Se ci votate l’Italicum così com’è vi diamo 30 posti in lista per le prossime elezioni. Con quella legge, possiamo votare nel 2016 e voi evitate di essere asfaltati”. Raccontano deputati bersaniani che era questa l’offerta che un alto dirigente democratico andava ripetendo in questi giorni a Montecitorio. La trattativa è a tutto tondo, le promesse e i trabocchetti si moltiplicano esponenzialmente.
Renzi ha chiesto (e ottenuto) da Montecitorio la calendarizzazione dell’Italicum prima delle Regionali (il 27 aprile). Lunedì ha convocato la direzione del Pd: vuole un voto sulla legge elettorale, che la blindi, evitando ulteriori passaggi al Senato, dove i numeri sono risicatissimi. Strategia preventiva, anche perché i sondaggi sul tavolo del premier relativi al voto delle Regioni non sono così entusiasmanti. E allora, meglio prevenire l’eventualità che le minoranze si sentano legittimate a rialzare la testa.
In direzione, il voto è bulgaro, a Montecitorio gli sgambetti, soprattutto visto che ci saranno voti segreti, sono sempre possibili. Tant’è vero che si fanno velate minacce e meno velate pressioni. Per dirla con Matteo Or-fini: “La libertà di coscienza ci può essere sulla materia costituzionale. Non c’è invece sulla legge elettorale, che è un tema politico”. La stessa linea del premier, che pensa pure alla fiducia (dibattito in corso tra i costituzionalisti, se sia possibile o meno). Come dire che chi vota contro si mette automaticamente fuori dal partito. Trattative e pressioni vanno avanti soprattutto su Roberto Speranza e Area Dem. Che finora – nonostante grandi dichiarazioni di guerra – hanno sempre consentito ai provvedimenti del governo di passare. E anche questa volta potrebbero farlo, uscendo dall’Aula.
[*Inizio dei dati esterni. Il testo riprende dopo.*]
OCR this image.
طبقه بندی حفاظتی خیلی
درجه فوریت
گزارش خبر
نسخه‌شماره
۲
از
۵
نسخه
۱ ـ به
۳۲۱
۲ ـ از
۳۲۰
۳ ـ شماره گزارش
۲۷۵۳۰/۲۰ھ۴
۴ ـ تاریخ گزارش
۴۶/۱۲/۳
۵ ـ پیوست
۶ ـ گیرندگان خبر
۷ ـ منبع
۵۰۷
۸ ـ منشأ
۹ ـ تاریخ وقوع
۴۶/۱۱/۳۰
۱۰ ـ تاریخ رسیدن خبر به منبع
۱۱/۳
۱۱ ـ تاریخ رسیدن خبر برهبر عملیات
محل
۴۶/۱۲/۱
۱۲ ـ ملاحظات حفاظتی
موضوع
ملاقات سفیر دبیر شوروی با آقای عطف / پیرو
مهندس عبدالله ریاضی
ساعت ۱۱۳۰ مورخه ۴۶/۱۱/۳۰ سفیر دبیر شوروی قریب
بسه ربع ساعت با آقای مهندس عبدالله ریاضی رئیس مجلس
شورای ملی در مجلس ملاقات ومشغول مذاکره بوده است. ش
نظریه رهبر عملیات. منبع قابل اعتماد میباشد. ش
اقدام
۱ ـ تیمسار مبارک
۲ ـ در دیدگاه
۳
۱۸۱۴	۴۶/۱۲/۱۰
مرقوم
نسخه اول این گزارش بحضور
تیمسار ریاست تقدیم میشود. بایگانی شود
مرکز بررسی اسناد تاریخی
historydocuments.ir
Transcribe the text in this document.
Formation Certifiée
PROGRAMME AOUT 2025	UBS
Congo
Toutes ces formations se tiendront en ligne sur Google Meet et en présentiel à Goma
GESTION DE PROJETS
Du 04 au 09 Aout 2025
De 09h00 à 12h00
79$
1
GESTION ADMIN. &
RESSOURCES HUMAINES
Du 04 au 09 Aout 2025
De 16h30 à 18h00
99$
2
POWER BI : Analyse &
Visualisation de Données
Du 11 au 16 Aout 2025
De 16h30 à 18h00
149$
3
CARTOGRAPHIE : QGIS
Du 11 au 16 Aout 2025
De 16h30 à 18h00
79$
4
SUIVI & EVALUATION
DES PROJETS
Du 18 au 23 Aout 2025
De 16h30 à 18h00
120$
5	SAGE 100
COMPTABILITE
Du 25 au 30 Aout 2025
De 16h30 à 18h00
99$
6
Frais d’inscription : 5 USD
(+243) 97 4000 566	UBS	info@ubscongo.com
Il tentativo di Renzi è sempre lo stesso: detronizzare il dissenso, indebolendolo e inglobandolo. È aperta la questione ministero delle Infrastrutture. Che va assegnato. Uno dei nomi in corsa è quello dello stesso Speranza (in questo schema senza l’unità di missione che andrebbe a Palazzo Chigi sotto Luca Lotti). Sarebbe un modo per accontentare un pezzo di minoranza (e un pezzo di potere rosso, che fa capo a Pier Luigi Bersani ).
Una merce offerta per garantirsi in cambio i voti non solo sull’Italicum, ma su tutto. A partire dalle riforme costituzionali, che da Palazzo Madama ci devono passare. “Noi non accettiamo nessuna offerta di posti sicuri”, dice Nico Stumpo, autorevole esponente di Area Dem. Offerta respinta al mittente dunque. “Anche questa voce di Speranza al ministero è messa ad arte, per farci passare come quelli che vogliono solo i posti”. A definire quello sulla legge elettorale “un dibattito strumentale” era stato Matteo Richetti a Repubblica lunedì. Esplicito: “La minoranza vuol solo garantirsi posti in lista”. Il premier non l’ha smentito nonostante richiesta formale da parte di Gianni Cuperlo & co. Evidentemente la vede allo stesso modo. E il tema ritorna. “In direzione lunedì sull’Italicum voteremo contro”, assicura Stumpo. E poi dice la sua sulla reale volontà del premier di andare avanti sulle riforme costituzionali: “Se non vuole andare a Palazzo Madama con l’Italicum per non rischiare, perché dovrebbe andarci con le riforme? Anche su quelle i voti sono a rischio. Evidentemente non le vuole fare”.

I renziani nel frattempo smentiscono categoricamente qualsiasi offerta. “Figuriamoci se Renzi promette una cosa del genere. Figuriamoci se 30 posti glieli dà”, la battuta. Polpette avvelenate, trabocchetti, promesse pronte ad essere smentite dai fatti? Dopo il voto di lunedì la minoranza non avrà molta scelta: o adeguarsi e votare la legge elettorale, sancendo la propria dissoluzione finale nel renzismo. O dire di no. Rischiando le conseguenze, a partire dalle dimissioni dai posti di rilievo, come quelle che lo stesso Speranza adombrava ieri da capogruppo a Montecitorio in un’intervista a Repubblica. O andarsene.